I need to export a large number of Elasticsearch indices to S3 in JSON format, where each index is around 50GB in size. I've been looking into a number of ways of doing this, but I need the most time efficient method, due to the size of the data.
I tried elasticdump, but from testing this out, I think it stores the whole index in memory before dumping it as a file to S3. So I'd need an EC2 instance with memory in excess of 50G. Is there any way of getting it to dump a series of smaller sized files instead of one huge file?
There are other options like using Logstash, or python's Elasticsearch library with possible helpers to do the operation.

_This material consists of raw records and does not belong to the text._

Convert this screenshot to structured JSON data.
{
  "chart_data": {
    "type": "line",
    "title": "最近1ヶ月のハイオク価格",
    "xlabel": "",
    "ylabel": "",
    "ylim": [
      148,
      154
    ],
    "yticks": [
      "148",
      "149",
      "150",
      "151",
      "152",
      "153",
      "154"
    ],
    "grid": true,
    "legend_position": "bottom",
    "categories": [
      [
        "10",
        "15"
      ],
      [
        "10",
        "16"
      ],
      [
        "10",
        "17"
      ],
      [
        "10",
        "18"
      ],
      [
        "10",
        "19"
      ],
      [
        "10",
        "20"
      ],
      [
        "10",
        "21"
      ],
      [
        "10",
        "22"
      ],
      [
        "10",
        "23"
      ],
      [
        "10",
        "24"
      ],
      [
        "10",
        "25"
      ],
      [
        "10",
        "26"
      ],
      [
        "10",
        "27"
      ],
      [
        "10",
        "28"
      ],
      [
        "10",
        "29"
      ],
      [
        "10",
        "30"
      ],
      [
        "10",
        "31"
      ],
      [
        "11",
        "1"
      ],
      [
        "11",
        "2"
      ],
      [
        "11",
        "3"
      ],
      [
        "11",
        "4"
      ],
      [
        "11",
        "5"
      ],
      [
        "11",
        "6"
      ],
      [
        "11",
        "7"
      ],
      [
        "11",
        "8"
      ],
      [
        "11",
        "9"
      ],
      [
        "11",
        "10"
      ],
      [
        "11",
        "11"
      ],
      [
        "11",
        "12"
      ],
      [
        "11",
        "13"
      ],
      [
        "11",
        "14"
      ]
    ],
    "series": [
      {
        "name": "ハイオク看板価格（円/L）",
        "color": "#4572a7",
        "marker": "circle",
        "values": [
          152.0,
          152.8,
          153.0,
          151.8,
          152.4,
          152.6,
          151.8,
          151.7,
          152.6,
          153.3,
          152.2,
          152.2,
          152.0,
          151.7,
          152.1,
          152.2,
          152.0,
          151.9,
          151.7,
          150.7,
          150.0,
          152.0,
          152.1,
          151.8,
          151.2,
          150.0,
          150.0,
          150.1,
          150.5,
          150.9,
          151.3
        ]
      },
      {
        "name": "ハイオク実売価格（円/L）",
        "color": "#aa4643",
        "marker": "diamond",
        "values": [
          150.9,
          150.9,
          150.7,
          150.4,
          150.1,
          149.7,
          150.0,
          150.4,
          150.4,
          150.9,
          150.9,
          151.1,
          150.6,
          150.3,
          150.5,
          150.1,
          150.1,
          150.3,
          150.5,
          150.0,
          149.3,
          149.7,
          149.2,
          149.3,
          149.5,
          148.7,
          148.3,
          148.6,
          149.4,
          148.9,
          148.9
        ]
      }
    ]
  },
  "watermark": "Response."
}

What would be the best method for this?
To move raw json
from Elasticsearch to S3 bucket, you can use the s3 output in logstash pipeline. Here is the example pipeline to follow
input {
elasticsearch {
hosts => ["localhost:9200"]
index => "myindex-*"
query => '{ "query": { "match_all": {} } }'
}
}
filter {
# Your filter configuration here
}
output {
s3 {
bucket => "BUCKET_NAME"
region => "us-east-1"
access_key_id => "ACCESS_KEY"
secret_access_key => "SECRET_KEY"
canned_acl => "private"
prefix => "logs/" # Optional
time_file => 300
codec => json_lines {}
codec => plain {
format => "%{[message]}"
}
}
}
S3 output plugin - parameters
time_file => 300
5 minutes (5 minutes * 60 seconds per minute = 300 seconds).json_lines
to encode the JSON data, and plain to format the data as a string.If you are running this pipeline in ECS Container or EC2 you don't need to provide the ACCESS_KEY
and SECRET_KEY
, you can create the role and assign to ECS or EC2 for security reasons.